Consider the below list comprehension:
>>> def f(x):
... import time
... time.sleep(.1) # Simulate expensive function
... return x**2
>>> [f(x) for x in range(1000) if f(x) > 10]
[16, 25, 36, ...]
This results in two calls to f(x)
for 1,000 values of x
: one call for generating the value and the other for checking the if
condition. If f(x)
is a particularly expensive operation, this can have significant performance implications. Worse, if calling f()
has side effects, it can have surprising results.
Instead, you should evaluate the expensive operation only once for each value of x
by generating an intermediate iterable (generator expression) as follows:
>>> [v for v in (f(x) for x in range(1000)) if v > 10]
[16, 25, 36, ...]
Or, using the builtin map equivalent:
>>> [v for v in map(f, range(1000)) if v > 10]
[16, 25, 36, ...]
Another way that could result in a more readable code is to put the partial result (v
in the previous example) in an iterable (such as a list or a tuple) and then iterate over it. Since v
will be the only element in the iterable, the result is that we now have a reference to the output of our slow function computed only once:
>>> [v for x in range(1000) for v in [f(x)] if v > 10]
[16, 25, 36, ...]
However, in practice, the logic of code can be more complicated and it's important to keep it readable. In general, a separate generator function is recommended over a complex one-liner:
>>> def process_prime_numbers(iterable):
... for x in iterable:
... if is_prime(x):
... yield f(x)
...
>>> [x for x in process_prime_numbers(range(1000)) if x > 10]
[11, 13, 17, 19, ...]
Another way to prevent computing f(x)
multiple times is to use the @functools.lru_cache()

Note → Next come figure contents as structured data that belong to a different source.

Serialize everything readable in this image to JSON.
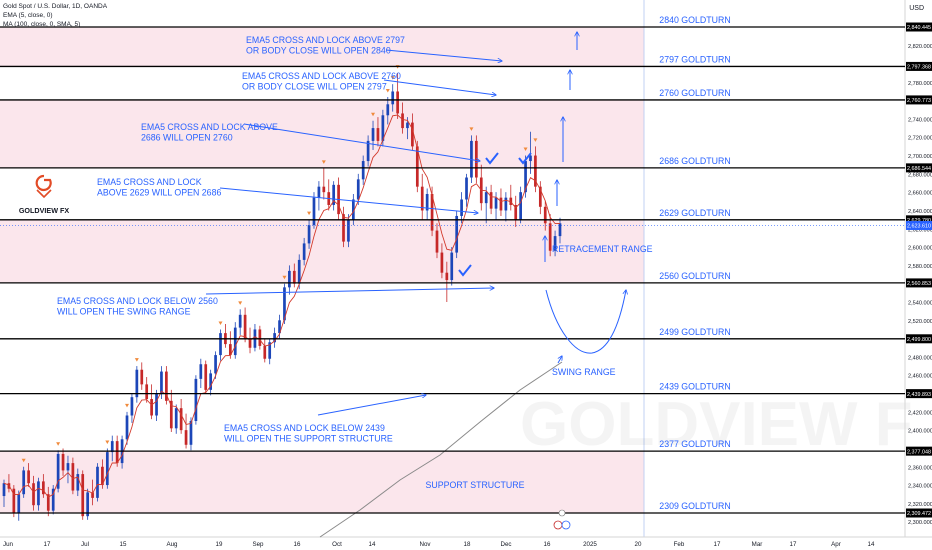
{
  "header": {
    "title": "Gold Spot / U.S. Dollar, 1D, OANDA",
    "ema_label": "EMA (5, close, 0)",
    "ma_label": "MA (100, close, 0, SMA, 5)",
    "currency": "USD"
  },
  "logo": {
    "text": "GOLDVIEW FX"
  },
  "watermark": "GOLDVIEW F",
  "colors": {
    "zone_fill": "#fbe6ec",
    "up_candle": "#1c46b8",
    "down_candle": "#c62828",
    "ema_line": "#d33a2c",
    "ma_line": "#8a8a8a",
    "annotation_blue": "#2962ff",
    "level_line": "#000000"
  },
  "chart_data": {
    "type": "candlestick",
    "y_axis": {
      "min": 2295,
      "max": 2855,
      "ticks": [
        2300,
        2320,
        2340,
        2360,
        2380,
        2400,
        2420,
        2440,
        2460,
        2480,
        2500,
        2520,
        2540,
        2560,
        2580,
        2600,
        2620,
        2640,
        2660,
        2680,
        2700,
        2720,
        2740,
        2760,
        2780,
        2800,
        2820
      ]
    },
    "x_axis": {
      "ticks": [
        "Jun",
        "17",
        "Jul",
        "15",
        "Aug",
        "19",
        "Sep",
        "16",
        "Oct",
        "14",
        "Nov",
        "18",
        "Dec",
        "16",
        "2025",
        "20",
        "Feb",
        "17",
        "Mar",
        "17",
        "Apr",
        "14"
      ]
    },
    "levels": [
      {
        "label": "2840 GOLDTURN",
        "value": 2840.445,
        "tag": "2,840.445"
      },
      {
        "label": "2797 GOLDTURN",
        "value": 2797.368,
        "tag": "2,797.368"
      },
      {
        "label": "2760 GOLDTURN",
        "value": 2760.773,
        "tag": "2,760.773"
      },
      {
        "label": "2686 GOLDTURN",
        "value": 2686.544,
        "tag": "2,686.544"
      },
      {
        "label": "2629 GOLDTURN",
        "value": 2629.78,
        "tag": "2,629.780"
      },
      {
        "label": "2560 GOLDTURN",
        "value": 2560.853,
        "tag": "2,560.853"
      },
      {
        "label": "2499 GOLDTURN",
        "value": 2499.8,
        "tag": "2,499.800"
      },
      {
        "label": "2439 GOLDTURN",
        "value": 2439.893,
        "tag": "2,439.893"
      },
      {
        "label": "2377 GOLDTURN",
        "value": 2377.048,
        "tag": "2,377.048"
      },
      {
        "label": "2309 GOLDTURN",
        "value": 2309.472,
        "tag": "2,309.472"
      }
    ],
    "current_price": {
      "value": 2623.61,
      "tag": "2,623.610"
    },
    "zones": [
      {
        "from": 2797.368,
        "to": 2840.445
      },
      {
        "from": 2686.544,
        "to": 2760.773
      },
      {
        "from": 2560.853,
        "to": 2629.78
      },
      {
        "from": 2309.472,
        "to": 2377.048
      }
    ],
    "annotations": {
      "a2797": [
        "EMA5 CROSS AND LOCK ABOVE 2797",
        "OR BODY CLOSE WILL OPEN 2840"
      ],
      "a2760": [
        "EMA5 CROSS AND LOCK ABOVE 2760",
        "OR BODY CLOSE WILL OPEN 2797"
      ],
      "a2686": [
        "EMA5 CROSS AND LOCK ABOVE",
        "2686 WILL OPEN 2760"
      ],
      "a2629": [
        "EMA5 CROSS AND LOCK",
        "ABOVE 2629 WILL OPEN 2686"
      ],
      "a2560": [
        "EMA5 CROSS AND LOCK BELOW 2560",
        "WILL OPEN THE SWING RANGE"
      ],
      "a2439": [
        "EMA5 CROSS AND LOCK BELOW 2439",
        "WILL OPEN THE SUPPORT STRUCTURE"
      ],
      "retracement": "RETRACEMENT RANGE",
      "swing": "SWING RANGE",
      "support": "SUPPORT STRUCTURE"
    },
    "candles": [
      [
        2328,
        2346,
        2316,
        2342
      ],
      [
        2342,
        2352,
        2332,
        2336
      ],
      [
        2336,
        2340,
        2305,
        2309
      ],
      [
        2309,
        2334,
        2301,
        2330
      ],
      [
        2330,
        2360,
        2326,
        2356
      ],
      [
        2356,
        2364,
        2338,
        2342
      ],
      [
        2342,
        2350,
        2312,
        2318
      ],
      [
        2318,
        2348,
        2312,
        2344
      ],
      [
        2344,
        2352,
        2326,
        2330
      ],
      [
        2330,
        2338,
        2306,
        2312
      ],
      [
        2312,
        2340,
        2308,
        2336
      ],
      [
        2336,
        2378,
        2332,
        2374
      ],
      [
        2374,
        2380,
        2350,
        2356
      ],
      [
        2356,
        2372,
        2342,
        2364
      ],
      [
        2364,
        2370,
        2330,
        2334
      ],
      [
        2334,
        2358,
        2328,
        2352
      ],
      [
        2352,
        2356,
        2302,
        2306
      ],
      [
        2306,
        2336,
        2302,
        2332
      ],
      [
        2332,
        2346,
        2318,
        2326
      ],
      [
        2326,
        2364,
        2322,
        2360
      ],
      [
        2360,
        2368,
        2336,
        2340
      ],
      [
        2340,
        2380,
        2336,
        2376
      ],
      [
        2376,
        2394,
        2366,
        2388
      ],
      [
        2388,
        2394,
        2360,
        2364
      ],
      [
        2364,
        2394,
        2358,
        2390
      ],
      [
        2390,
        2420,
        2384,
        2416
      ],
      [
        2416,
        2440,
        2408,
        2436
      ],
      [
        2436,
        2470,
        2430,
        2466
      ],
      [
        2466,
        2474,
        2444,
        2450
      ],
      [
        2450,
        2458,
        2430,
        2434
      ],
      [
        2434,
        2450,
        2412,
        2416
      ],
      [
        2416,
        2444,
        2410,
        2440
      ],
      [
        2440,
        2470,
        2434,
        2464
      ],
      [
        2464,
        2470,
        2428,
        2432
      ],
      [
        2432,
        2444,
        2398,
        2402
      ],
      [
        2402,
        2428,
        2396,
        2424
      ],
      [
        2424,
        2434,
        2396,
        2400
      ],
      [
        2400,
        2418,
        2380,
        2384
      ],
      [
        2384,
        2414,
        2378,
        2410
      ],
      [
        2410,
        2460,
        2406,
        2456
      ],
      [
        2456,
        2478,
        2446,
        2472
      ],
      [
        2472,
        2476,
        2440,
        2444
      ],
      [
        2444,
        2466,
        2438,
        2462
      ],
      [
        2462,
        2486,
        2456,
        2482
      ],
      [
        2482,
        2510,
        2476,
        2506
      ],
      [
        2506,
        2516,
        2490,
        2494
      ],
      [
        2494,
        2508,
        2478,
        2482
      ],
      [
        2482,
        2518,
        2478,
        2512
      ],
      [
        2512,
        2532,
        2504,
        2526
      ],
      [
        2526,
        2534,
        2496,
        2500
      ],
      [
        2500,
        2512,
        2484,
        2490
      ],
      [
        2490,
        2516,
        2486,
        2510
      ],
      [
        2510,
        2514,
        2488,
        2492
      ],
      [
        2492,
        2500,
        2474,
        2478
      ],
      [
        2478,
        2500,
        2472,
        2496
      ],
      [
        2496,
        2512,
        2490,
        2506
      ],
      [
        2506,
        2526,
        2500,
        2520
      ],
      [
        2520,
        2560,
        2516,
        2556
      ],
      [
        2556,
        2580,
        2548,
        2574
      ],
      [
        2574,
        2582,
        2556,
        2560
      ],
      [
        2560,
        2592,
        2554,
        2586
      ],
      [
        2586,
        2610,
        2580,
        2604
      ],
      [
        2604,
        2630,
        2598,
        2624
      ],
      [
        2624,
        2660,
        2620,
        2654
      ],
      [
        2654,
        2672,
        2640,
        2666
      ],
      [
        2666,
        2686,
        2652,
        2660
      ],
      [
        2660,
        2674,
        2640,
        2646
      ],
      [
        2646,
        2672,
        2640,
        2668
      ],
      [
        2668,
        2676,
        2630,
        2636
      ],
      [
        2636,
        2644,
        2600,
        2606
      ],
      [
        2606,
        2636,
        2600,
        2630
      ],
      [
        2630,
        2658,
        2624,
        2652
      ],
      [
        2652,
        2680,
        2646,
        2674
      ],
      [
        2674,
        2700,
        2668,
        2694
      ],
      [
        2694,
        2722,
        2688,
        2716
      ],
      [
        2716,
        2738,
        2706,
        2730
      ],
      [
        2730,
        2742,
        2710,
        2716
      ],
      [
        2716,
        2750,
        2710,
        2744
      ],
      [
        2744,
        2764,
        2734,
        2756
      ],
      [
        2756,
        2778,
        2748,
        2770
      ],
      [
        2770,
        2790,
        2740,
        2746
      ],
      [
        2746,
        2758,
        2724,
        2730
      ],
      [
        2730,
        2742,
        2718,
        2736
      ],
      [
        2736,
        2746,
        2706,
        2710
      ],
      [
        2710,
        2716,
        2660,
        2666
      ],
      [
        2666,
        2680,
        2630,
        2640
      ],
      [
        2640,
        2664,
        2630,
        2658
      ],
      [
        2658,
        2666,
        2612,
        2618
      ],
      [
        2618,
        2626,
        2588,
        2594
      ],
      [
        2594,
        2604,
        2566,
        2572
      ],
      [
        2572,
        2584,
        2540,
        2564
      ],
      [
        2564,
        2600,
        2558,
        2594
      ],
      [
        2594,
        2640,
        2588,
        2634
      ],
      [
        2634,
        2660,
        2626,
        2652
      ],
      [
        2652,
        2680,
        2644,
        2676
      ],
      [
        2676,
        2722,
        2670,
        2716
      ],
      [
        2716,
        2722,
        2670,
        2676
      ],
      [
        2676,
        2690,
        2640,
        2648
      ],
      [
        2648,
        2666,
        2626,
        2660
      ],
      [
        2660,
        2668,
        2636,
        2642
      ],
      [
        2642,
        2660,
        2630,
        2654
      ],
      [
        2654,
        2664,
        2634,
        2640
      ],
      [
        2640,
        2660,
        2628,
        2654
      ],
      [
        2654,
        2668,
        2640,
        2646
      ],
      [
        2646,
        2656,
        2622,
        2630
      ],
      [
        2630,
        2666,
        2626,
        2660
      ],
      [
        2660,
        2700,
        2654,
        2694
      ],
      [
        2694,
        2726,
        2680,
        2700
      ],
      [
        2700,
        2710,
        2660,
        2666
      ],
      [
        2666,
        2672,
        2636,
        2644
      ],
      [
        2644,
        2650,
        2618,
        2626
      ],
      [
        2626,
        2636,
        2590,
        2596
      ],
      [
        2596,
        2618,
        2590,
        2612
      ],
      [
        2612,
        2632,
        2604,
        2626
      ]
    ]
  }
}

(Python 3.2+) decorator on f(x)
. This way since the output of f
for the input x
has already been computed once, the second function invocation of the original list comprehension will be as fast as a dictionary lookup. This approach uses memoization to improve efficiency, which is comparable to using generator expressions.
Say you have to flatten a list
l = [[1, 2, 3], [4, 5, 6], [7], [8, 9]]
Some of the methods could be:
reduce(lambda x, y: x+y, l)
sum(l, [])
list(itertools.chain(*l))
However list comprehension would provide the best time complexity.
[item for sublist in l for item in sublist]
The shortcuts based on + (including the implied use in sum) are, of necessity, O(L^2) when there are L sublists -- as the intermediate result list keeps getting longer, at each step a new intermediate result list object gets allocated, and all the items in the previous intermediate result must be copied over (as well as a few new ones added at the end). So (for simplicity and without actual loss of generality) say you have L sublists of I items each: the first I items are copied back and forth L-1 times, the second I items L-2 times, and so on; total number of copies is I times the sum of x for x from 1 to L excluded, i.e., I * (L**2)/2.
The list comprehension just generates one list, once, and copies each item over (from its original place of residence to the result list) also exactly once.